The CRISP intervention addresses this issue by helping health care professionals (ie, aneurysm surveillance staff) and patients modify their cardiovascular risk factors based on the best available evidence and using simple tools such as the “Heart Health Manual,” which we developed with patients.
We now aim to expand the CRISP intervention to ensure it can be used by people with bigger aneurysms prior to surgery and postoperatively, as well as by people with PAD, who have similar risk factors.
Last year you shared with us about PAEDIS, a trial development project aiming to identify the optimal design of a large-scale platform trial on PAD.4 What is the current status of this project? What insights have you gained regarding trial design and gaps in the current evidence base?
An international group of surgeons, radiologists, and other health care professionals set out to design a complex RCT (platform trial) that would enable us to test new PAD technologies in an efficient manner. We have just published what we thought was the best design for such a trial. Unfortunately, the National Institute for Health and Care Research found the proposal too expensive at present, and we will not be able to start this work in the immediate future.

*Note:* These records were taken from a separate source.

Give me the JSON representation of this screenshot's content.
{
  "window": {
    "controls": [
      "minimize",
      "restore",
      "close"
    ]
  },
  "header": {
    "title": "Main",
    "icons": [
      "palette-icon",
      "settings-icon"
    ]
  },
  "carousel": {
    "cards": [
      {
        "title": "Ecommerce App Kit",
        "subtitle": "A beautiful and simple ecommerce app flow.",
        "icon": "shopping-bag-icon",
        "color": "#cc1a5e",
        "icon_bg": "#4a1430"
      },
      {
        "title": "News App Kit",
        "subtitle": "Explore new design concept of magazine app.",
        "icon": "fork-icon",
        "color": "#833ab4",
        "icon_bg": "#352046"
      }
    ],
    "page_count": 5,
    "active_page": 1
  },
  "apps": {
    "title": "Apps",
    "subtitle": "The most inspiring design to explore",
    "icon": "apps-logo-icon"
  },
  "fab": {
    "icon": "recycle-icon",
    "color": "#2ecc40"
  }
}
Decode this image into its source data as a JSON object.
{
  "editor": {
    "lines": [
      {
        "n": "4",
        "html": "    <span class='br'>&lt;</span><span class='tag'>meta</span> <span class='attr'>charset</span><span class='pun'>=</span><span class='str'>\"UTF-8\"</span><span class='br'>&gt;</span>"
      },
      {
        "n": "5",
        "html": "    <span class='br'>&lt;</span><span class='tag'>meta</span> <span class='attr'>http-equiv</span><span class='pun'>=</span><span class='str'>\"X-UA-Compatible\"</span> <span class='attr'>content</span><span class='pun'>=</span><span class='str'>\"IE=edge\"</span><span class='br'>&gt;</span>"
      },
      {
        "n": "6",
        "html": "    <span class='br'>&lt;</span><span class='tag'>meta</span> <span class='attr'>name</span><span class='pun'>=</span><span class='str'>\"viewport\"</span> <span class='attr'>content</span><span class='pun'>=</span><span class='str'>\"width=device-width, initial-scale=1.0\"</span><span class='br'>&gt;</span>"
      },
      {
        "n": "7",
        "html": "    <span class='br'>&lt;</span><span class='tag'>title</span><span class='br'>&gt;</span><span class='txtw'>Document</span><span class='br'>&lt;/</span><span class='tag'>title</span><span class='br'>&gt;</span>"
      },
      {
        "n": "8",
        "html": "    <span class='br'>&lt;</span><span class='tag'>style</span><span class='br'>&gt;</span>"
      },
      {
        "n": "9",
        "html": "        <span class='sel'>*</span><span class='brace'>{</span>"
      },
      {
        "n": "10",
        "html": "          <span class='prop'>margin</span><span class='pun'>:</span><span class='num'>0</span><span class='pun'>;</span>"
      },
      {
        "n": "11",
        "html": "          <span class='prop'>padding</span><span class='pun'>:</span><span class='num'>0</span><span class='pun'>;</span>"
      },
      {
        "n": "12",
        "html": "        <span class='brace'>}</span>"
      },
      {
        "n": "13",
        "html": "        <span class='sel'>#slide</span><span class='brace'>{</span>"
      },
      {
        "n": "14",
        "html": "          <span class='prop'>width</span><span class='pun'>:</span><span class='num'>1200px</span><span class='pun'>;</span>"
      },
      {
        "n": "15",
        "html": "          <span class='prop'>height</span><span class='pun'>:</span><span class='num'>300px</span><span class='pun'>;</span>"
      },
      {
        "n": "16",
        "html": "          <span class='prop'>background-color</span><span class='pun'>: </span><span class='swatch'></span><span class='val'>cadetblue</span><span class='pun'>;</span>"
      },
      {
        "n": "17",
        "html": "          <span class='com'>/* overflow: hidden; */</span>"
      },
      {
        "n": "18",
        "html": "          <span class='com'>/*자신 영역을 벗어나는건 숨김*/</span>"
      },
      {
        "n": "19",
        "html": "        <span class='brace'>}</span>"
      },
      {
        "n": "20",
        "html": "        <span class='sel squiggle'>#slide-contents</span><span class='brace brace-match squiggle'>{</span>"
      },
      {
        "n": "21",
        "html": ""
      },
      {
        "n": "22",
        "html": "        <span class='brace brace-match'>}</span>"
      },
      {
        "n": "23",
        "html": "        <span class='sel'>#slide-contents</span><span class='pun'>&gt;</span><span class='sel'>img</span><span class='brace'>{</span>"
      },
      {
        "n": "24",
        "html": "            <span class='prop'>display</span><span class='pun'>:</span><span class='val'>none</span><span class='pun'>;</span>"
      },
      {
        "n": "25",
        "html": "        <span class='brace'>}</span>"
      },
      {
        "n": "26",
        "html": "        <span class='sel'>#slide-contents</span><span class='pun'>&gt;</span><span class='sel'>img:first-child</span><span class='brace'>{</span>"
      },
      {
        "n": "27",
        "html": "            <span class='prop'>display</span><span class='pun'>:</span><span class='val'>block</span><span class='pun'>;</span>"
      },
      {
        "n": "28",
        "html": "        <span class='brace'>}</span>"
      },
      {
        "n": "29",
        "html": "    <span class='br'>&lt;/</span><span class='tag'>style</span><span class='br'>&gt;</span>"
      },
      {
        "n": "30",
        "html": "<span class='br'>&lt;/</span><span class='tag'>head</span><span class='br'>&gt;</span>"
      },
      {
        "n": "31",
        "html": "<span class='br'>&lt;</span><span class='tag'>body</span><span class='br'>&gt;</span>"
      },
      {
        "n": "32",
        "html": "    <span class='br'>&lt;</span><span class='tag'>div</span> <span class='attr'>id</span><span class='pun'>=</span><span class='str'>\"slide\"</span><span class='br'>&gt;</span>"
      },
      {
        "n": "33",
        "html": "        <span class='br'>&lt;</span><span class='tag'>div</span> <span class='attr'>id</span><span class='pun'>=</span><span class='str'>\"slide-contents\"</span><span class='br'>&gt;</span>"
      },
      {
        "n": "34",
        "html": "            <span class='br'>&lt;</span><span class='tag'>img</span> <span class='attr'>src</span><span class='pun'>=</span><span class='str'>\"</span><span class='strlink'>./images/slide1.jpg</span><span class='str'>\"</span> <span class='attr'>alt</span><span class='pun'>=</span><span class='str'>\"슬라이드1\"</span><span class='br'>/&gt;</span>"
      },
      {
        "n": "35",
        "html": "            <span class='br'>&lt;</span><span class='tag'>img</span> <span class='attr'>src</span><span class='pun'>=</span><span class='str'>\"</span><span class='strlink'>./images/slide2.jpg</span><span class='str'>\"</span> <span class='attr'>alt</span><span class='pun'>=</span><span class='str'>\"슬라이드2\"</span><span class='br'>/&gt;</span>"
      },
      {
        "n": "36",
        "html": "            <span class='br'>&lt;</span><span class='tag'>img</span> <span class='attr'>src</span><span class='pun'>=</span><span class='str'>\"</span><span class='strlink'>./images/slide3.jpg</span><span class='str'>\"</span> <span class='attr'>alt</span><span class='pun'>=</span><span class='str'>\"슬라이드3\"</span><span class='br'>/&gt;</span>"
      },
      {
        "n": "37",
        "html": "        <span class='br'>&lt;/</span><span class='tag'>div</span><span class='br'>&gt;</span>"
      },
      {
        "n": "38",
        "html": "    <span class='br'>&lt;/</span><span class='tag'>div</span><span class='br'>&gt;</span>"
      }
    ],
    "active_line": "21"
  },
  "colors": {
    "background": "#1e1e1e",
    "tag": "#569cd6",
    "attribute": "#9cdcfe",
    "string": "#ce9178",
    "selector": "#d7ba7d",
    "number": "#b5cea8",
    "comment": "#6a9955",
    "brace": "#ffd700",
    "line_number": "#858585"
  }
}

However, we do hope to be able to fund such a complex RCT at some point, as we are seeing dozens of new PAD technologies introduced in clinical care based only on efficacy-driven small studies, without any clinical or cost-effectiveness data to support their use or even test their safety.
What advice would you share with early career physicians on establishing their research practice?
Persevere. Designing and delivering high-quality clinical research makes a major difference to people’s lives and improves the health of our societies. Unfortunately, the bureaucracy involved at present is very difficult to deal with, and funding does not come easy, especially for randomized trials. At the same time, with patience and perseverance, one can achieve their aims. For the sake of patients, health care systems, and society, we really need to safeguard applied medical research. Please do not give up!
1. Endovascular Today. COSTLY-TLR study evaluates costs of TLR after femoropopliteal PAD intervention. May 6, 2024. Accessed May 17, 2024. https://evtoday.com/news/costly-tlr-study-evaluates-costs-of-tlr-after-femoropopliteal-pad-intervention
2. Saratzis A, Musto L, Kumar S, et al. Outcomes and use of healthcare resources after an intervention for chronic limb-threatening ischaemia. BJS Open. 2023 ;7:zrad112. doi: 10.1093/bjsopen/zrad112
3. Withers TM, Greaves CJ, Bown MJ, Saratzis A. Improving cardiovascular health in patients with an abdominal aortic aneurysm: development of the cardiovascular risk reduction in patients with aneurysms (CRISP) behaviour change intervention. Pilot Feasibility Stud. 2024;10:17. doi: 10.1186/s40814-024-01445-z
4. Saratzis A. Designing a platform/adaptive trial for PAD: the PAEDIS international platform trial development project. Endovasc Today. 2024;7:83-85.